Sabemos que Mucad Ibrahim tenía tres de años de edad y Abdullahi Dirie cuatro. No sabemos si eran amigos, si habían jugado juntos o simplemente cruzado una sonrisa. No sabemos si se preguntaban qué hacían allí, si hubieran preferido estar en su casa viendo televisión. No sabemos si tenían una mascota, si les gustaban las galletas de chocolate o si no querían comerse los vegetales a la hora del almuerzo. No sabemos cuál era su color favorito ni se les gustaba ir a la playa. No sabemos a quién querían más, a su papá o a su mamá. No sabemos si ya iban a la escuela o al nido. No sabemos si preferían el rugby o el fútbol. No sabemos el nombre de su mejor amigo o amiga o si preferían los columpios al tobogán.

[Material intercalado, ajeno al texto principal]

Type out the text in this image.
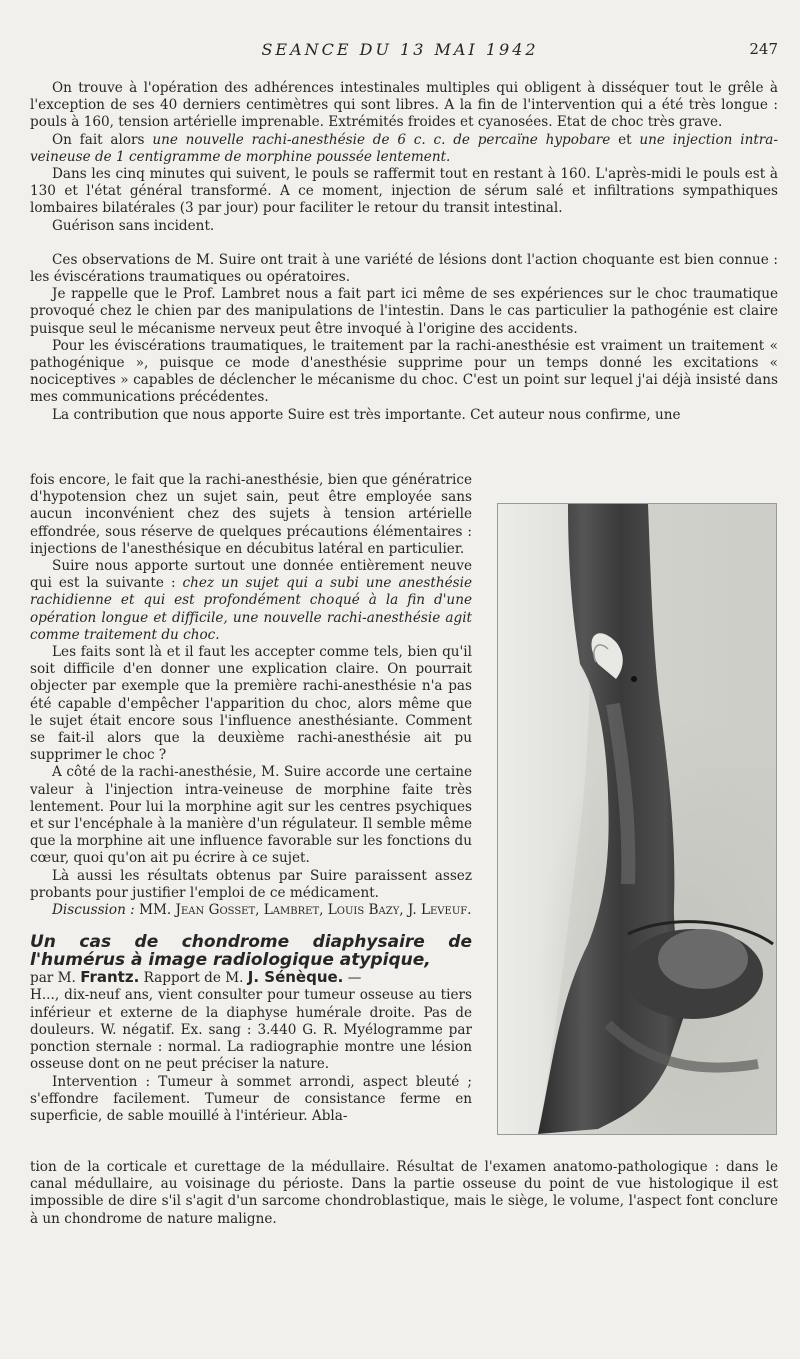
SEANCE DU 13 MAI 1942	247

On trouve à l'opération des adhérences intestinales multiples qui obligent à disséquer tout le grêle à l'exception de ses 40 derniers centimètres qui sont libres. A la fin de l'intervention qui a été très longue : pouls à 160, tension artérielle imprenable. Extrémités froides et cyanosées. Etat de choc très grave.

On fait alors une nouvelle rachi-anesthésie de 6 c. c. de percaïne hypobare et une injection intra-veineuse de 1 centigramme de morphine poussée lentement.

Dans les cinq minutes qui suivent, le pouls se raffermit tout en restant à 160. L'après-midi le pouls est à 130 et l'état général transformé. A ce moment, injection de sérum salé et infiltrations sympathiques lombaires bilatérales (3 par jour) pour faciliter le retour du transit intestinal.

Guérison sans incident.

Ces observations de M. Suire ont trait à une variété de lésions dont l'action choquante est bien connue : les éviscérations traumatiques ou opératoires.

Je rappelle que le Prof. Lambret nous a fait part ici même de ses expériences sur le choc traumatique provoqué chez le chien par des manipulations de l'intestin. Dans le cas particulier la pathogénie est claire puisque seul le mécanisme nerveux peut être invoqué à l'origine des accidents.

Pour les éviscérations traumatiques, le traitement par la rachi-anesthésie est vraiment un traitement « pathogénique », puisque ce mode d'anesthésie supprime pour un temps donné les excitations « nociceptives » capables de déclencher le mécanisme du choc. C'est un point sur lequel j'ai déjà insisté dans mes communications précédentes.

La contribution que nous apporte Suire est très importante. Cet auteur nous confirme, une

fois encore, le fait que la rachi-anesthésie, bien que génératrice d'hypotension chez un sujet sain, peut être employée sans aucun inconvénient chez des sujets à tension artérielle effondrée, sous réserve de quelques précautions élémentaires : injections de l'anesthésique en décubitus latéral en particulier.

Suire nous apporte surtout une donnée entièrement neuve qui est la suivante : chez un sujet qui a subi une anesthésie rachidienne et qui est profondément choqué à la fin d'une opération longue et difficile, une nouvelle rachi-anesthésie agit comme traitement du choc.

Les faits sont là et il faut les accepter comme tels, bien qu'il soit difficile d'en donner une explication claire. On pourrait objecter par exemple que la première rachi-anesthésie n'a pas été capable d'empêcher l'apparition du choc, alors même que le sujet était encore sous l'influence anesthésiante. Comment se fait-il alors que la deuxième rachi-anesthésie ait pu supprimer le choc ?

A côté de la rachi-anesthésie, M. Suire accorde une certaine valeur à l'injection intra-veineuse de morphine faite très lentement. Pour lui la morphine agit sur les centres psychiques et sur l'encéphale à la manière d'un régulateur. Il semble même que la morphine ait une influence favorable sur les fonctions du cœur, quoi qu'on ait pu écrire à ce sujet.

Là aussi les résultats obtenus par Suire paraissent assez probants pour justifier l'emploi de ce médicament.

Discussion : MM. Jean Gosset, Lambret, Louis Bazy, J. Leveuf.

Un cas de chondrome diaphysaire de l'humérus à image radiologique atypique,

par M. Frantz. Rapport de M. J. Sénèque. —

H..., dix-neuf ans, vient consulter pour tumeur osseuse au tiers inférieur et externe de la diaphyse humérale droite. Pas de douleurs. W. négatif. Ex. sang : 3.440 G. R. Myélogramme par ponction sternale : normal. La radiographie montre une lésion osseuse dont on ne peut préciser la nature.

Intervention : Tumeur à sommet arrondi, aspect bleuté ; s'effondre facilement. Tumeur de consistance ferme en superficie, de sable mouillé à l'intérieur. Abla-

tion de la corticale et curettage de la médullaire. Résultat de l'examen anatomo-pathologique : dans le canal médullaire, au voisinage du périoste. Dans la partie osseuse du point de vue histologique il est impossible de dire s'il s'agit d'un sarcome chondroblastique, mais le siège, le volume, l'aspect font conclure à un chondrome de nature maligne.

Hay muchas cosas que desconocemos de Mucad y Abdullahi, pero sí sabemos que el 15 de marzo acompañaron a sus padres a la mezquita Al Noor para la oración del viernes y fueron asesinados. Los mató un supremacista blanco cuyo nombre no merece ser mencionado. No los mató porque tuviesen tres y cuatros años, y tal vez no supieran amarrarse los zapatos. No los mató porque no ordenaban sus juguetes. No los mató por haber escrito con crayola en la pared de su casa. No los mató porque se les cayera su plato de cereal o porque no quisieran beberse su leche.
Los mató porque eran musulmanes, porque no eran blancos, porque eran inmigrantes. Los mató porque encontró en el racismo un sentido para su miserable vida. Los mató para que lo recordaran como mártir de una cruzada, para ganar los titulares de los diarios y expandir así su mensaje de odio. Los mató porque se había deshumanizado al deshumanizar a los musulmanes. Los mató porque la ignorancia lo había convertido en una máquina de matar.
Quisiera terminar diciendo que a pesar de lo poco que sabemos de Mucad y Abdullahi, nunca los olvidaremos, pero no es cierto. Ya empezamos a olvidarlos.